Thursday, October 12, 2017

Do Feelings and Decision Making Go Hand In Hand?

Do Feelings and Decision Making Go Hand In Hand?


Do Feelings and Decision Making Go Hand In Hand?


Everyone has feelings and these feelings serve a purpose.  If humans were not allowed to express emotion and behave in a certain way, we would probably not work very effectively.  Feelings are vital to our everyday lives and throughout the day, we can experience many feelings about many things.

Feelings help us to grieve, allow us to process events, and help us to survive.  Imagine if you did not feel hunger, would you remember to eat?  Feelings are necessary and yes at times uncomfortable but on occasion these feelings can help us understand things that might need to be changed.

Feelings can also influence the decisions we make.  The brain plays a role in our feelings—how they are processed and how they are regulated.  In addition, when we make decisions, our brains go into overdrive trying to figure out the best way to make a decision before, during, and after the decision was made.  We can make decisions that maximize our potential or specific situation yet some are limited by information from our past.

We make decisions every day—what to eat, what to buy, who are friends are, etc.  Often, our feelings can influence our decision-making abilities and can influence whether or not a decision was the best one to make given the circumstances.  How do emotions play a role in our ability to make decisions?  Imagine a situation where you feel anger or fear.  This feeling will allow you to produce a result or how to respond to the situation.
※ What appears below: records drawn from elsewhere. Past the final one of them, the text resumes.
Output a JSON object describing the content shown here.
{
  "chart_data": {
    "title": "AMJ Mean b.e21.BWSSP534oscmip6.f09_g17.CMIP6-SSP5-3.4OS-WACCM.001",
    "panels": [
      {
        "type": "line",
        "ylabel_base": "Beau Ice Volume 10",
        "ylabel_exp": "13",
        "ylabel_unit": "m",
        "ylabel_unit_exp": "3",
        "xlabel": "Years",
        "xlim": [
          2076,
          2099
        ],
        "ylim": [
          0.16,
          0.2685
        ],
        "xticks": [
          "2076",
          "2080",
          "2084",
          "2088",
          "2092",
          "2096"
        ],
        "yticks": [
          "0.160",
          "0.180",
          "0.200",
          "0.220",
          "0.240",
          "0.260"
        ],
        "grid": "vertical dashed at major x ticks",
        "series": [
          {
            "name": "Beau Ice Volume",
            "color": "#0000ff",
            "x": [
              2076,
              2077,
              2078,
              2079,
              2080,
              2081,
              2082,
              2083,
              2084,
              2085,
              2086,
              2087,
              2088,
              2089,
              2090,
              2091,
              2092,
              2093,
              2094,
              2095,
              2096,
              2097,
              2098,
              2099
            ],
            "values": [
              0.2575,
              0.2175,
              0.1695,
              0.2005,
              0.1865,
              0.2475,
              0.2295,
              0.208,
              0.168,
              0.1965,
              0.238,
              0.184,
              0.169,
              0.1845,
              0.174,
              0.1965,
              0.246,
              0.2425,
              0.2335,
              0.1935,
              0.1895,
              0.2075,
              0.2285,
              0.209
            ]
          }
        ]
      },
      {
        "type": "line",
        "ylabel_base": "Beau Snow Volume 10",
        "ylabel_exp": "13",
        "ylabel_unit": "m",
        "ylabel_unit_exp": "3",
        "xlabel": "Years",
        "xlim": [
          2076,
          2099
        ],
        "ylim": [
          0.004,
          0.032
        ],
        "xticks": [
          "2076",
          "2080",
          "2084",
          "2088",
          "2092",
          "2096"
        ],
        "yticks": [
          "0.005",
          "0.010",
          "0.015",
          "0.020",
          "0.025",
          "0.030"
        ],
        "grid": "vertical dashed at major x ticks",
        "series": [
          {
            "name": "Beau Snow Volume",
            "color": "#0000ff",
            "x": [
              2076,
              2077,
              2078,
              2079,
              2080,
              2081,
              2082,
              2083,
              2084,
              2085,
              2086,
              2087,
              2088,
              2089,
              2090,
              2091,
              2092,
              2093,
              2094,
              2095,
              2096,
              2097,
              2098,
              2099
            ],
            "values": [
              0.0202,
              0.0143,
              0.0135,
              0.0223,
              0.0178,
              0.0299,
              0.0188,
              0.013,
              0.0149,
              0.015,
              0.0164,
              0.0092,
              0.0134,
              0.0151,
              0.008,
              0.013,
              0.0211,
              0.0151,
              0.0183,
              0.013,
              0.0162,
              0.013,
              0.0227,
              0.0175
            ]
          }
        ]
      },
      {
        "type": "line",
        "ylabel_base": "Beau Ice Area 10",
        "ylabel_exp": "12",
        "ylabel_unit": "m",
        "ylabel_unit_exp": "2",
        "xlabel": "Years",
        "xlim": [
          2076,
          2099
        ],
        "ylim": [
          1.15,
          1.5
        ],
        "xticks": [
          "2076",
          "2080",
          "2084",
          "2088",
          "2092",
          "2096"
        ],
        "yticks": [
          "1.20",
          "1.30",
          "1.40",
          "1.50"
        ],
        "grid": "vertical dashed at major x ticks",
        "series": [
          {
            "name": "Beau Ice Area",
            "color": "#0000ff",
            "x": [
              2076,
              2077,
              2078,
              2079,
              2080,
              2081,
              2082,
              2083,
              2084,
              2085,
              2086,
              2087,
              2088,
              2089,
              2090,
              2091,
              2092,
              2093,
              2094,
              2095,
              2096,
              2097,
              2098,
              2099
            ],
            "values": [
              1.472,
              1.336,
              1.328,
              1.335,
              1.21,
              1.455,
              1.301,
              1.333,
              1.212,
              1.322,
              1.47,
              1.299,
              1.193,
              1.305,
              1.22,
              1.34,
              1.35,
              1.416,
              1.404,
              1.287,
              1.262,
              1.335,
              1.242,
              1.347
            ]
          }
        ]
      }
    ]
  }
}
Feelings can however, get in the way of making productive and worthy decisions.  Remember the last time you experienced an overwhelming feeling of anger or sadness.  If you were to make a decision about something during this emotional state, do you think you would make a sound decision?  The answer is probably not.  Feelings are powerful forces and at times they may prompt us to make decisions that are not in our best interest.

According to researchers, anger and fear are the two biggest feelings that influence decisions we make.  Interestingly, happiness can also influence decision making.  The best way to handle feeling-based decisions is to remove yourself from the situation and take time to breathe.  Clear your mind and address the anger, fear, sadness, or even happiness first.
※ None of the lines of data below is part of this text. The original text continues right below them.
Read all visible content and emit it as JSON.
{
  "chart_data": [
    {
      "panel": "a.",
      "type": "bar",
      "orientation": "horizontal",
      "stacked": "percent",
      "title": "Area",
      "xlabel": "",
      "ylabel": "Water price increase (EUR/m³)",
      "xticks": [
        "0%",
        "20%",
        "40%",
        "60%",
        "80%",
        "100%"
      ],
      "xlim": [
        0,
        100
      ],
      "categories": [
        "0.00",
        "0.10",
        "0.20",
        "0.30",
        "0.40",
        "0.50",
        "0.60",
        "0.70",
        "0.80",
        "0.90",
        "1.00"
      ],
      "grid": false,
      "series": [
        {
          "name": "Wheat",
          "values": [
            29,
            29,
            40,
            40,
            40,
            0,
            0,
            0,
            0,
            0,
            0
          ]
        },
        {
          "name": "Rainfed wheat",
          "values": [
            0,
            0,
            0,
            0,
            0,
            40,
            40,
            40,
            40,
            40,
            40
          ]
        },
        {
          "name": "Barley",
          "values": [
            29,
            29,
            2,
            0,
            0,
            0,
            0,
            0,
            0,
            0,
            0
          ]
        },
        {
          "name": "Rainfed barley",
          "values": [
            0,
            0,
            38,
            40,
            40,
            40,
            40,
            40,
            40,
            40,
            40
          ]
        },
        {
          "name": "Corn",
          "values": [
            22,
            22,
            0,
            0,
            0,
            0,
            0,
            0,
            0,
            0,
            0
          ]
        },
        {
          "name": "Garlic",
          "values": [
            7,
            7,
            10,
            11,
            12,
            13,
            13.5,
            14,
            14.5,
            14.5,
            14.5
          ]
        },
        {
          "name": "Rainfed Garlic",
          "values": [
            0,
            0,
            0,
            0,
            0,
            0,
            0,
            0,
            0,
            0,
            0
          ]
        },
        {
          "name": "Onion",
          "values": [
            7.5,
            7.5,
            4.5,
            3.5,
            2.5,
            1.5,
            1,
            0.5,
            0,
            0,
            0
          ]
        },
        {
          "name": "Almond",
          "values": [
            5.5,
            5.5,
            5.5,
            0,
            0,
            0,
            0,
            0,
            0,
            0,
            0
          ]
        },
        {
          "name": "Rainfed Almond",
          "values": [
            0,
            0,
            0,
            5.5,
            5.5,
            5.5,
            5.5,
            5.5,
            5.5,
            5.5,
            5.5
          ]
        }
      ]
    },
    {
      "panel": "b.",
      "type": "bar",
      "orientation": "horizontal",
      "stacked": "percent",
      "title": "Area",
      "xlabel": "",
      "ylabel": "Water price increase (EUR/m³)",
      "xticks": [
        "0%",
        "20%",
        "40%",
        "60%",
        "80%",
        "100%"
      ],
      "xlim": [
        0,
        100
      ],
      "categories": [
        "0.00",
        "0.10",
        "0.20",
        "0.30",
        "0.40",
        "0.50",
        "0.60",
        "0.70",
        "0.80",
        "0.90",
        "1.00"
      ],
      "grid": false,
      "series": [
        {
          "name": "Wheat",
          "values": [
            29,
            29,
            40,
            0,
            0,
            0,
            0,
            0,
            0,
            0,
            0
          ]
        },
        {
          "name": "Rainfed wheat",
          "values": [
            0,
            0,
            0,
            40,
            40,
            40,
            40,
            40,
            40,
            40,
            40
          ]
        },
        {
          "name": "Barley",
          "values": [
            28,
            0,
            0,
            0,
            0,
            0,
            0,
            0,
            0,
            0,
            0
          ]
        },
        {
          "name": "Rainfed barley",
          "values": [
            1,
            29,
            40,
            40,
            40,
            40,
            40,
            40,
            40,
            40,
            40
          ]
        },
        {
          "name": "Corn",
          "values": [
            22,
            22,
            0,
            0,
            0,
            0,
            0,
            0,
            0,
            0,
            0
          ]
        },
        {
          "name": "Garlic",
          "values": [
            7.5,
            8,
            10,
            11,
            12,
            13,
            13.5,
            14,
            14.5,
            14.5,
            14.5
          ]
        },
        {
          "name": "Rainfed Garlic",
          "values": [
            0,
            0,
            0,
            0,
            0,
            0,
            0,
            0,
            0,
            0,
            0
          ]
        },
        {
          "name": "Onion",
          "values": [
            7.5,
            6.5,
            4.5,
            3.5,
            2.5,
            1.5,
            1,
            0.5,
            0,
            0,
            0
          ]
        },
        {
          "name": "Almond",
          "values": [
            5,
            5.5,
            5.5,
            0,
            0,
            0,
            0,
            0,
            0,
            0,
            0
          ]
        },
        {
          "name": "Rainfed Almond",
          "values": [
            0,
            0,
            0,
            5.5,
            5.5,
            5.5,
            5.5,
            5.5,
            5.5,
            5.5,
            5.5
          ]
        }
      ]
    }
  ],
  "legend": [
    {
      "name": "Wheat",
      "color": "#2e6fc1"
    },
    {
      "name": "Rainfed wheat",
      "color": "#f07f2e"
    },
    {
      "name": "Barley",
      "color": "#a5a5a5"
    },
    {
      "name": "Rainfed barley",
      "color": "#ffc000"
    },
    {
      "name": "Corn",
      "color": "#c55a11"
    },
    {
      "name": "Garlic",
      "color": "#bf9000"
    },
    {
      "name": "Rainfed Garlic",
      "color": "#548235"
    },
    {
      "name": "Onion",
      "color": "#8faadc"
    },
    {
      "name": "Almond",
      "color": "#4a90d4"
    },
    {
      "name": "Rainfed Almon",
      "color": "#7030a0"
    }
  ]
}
The ideal situation is to make decisions that are based in reason, not emotion.  Decisions that are made while experiencing a feeling can often be made too quickly.  Decisions that are made when you are calm and not experiencing an overwhelming feeling are made more productively and can have better outcomes.  There is a saying in 12-step meetings that we should never make decisions when feeling hungry, angry, lonely, or tired (HALT).  There is a reason for this.  Stay calm, breathe, and allow reason to guide your decision-making ability.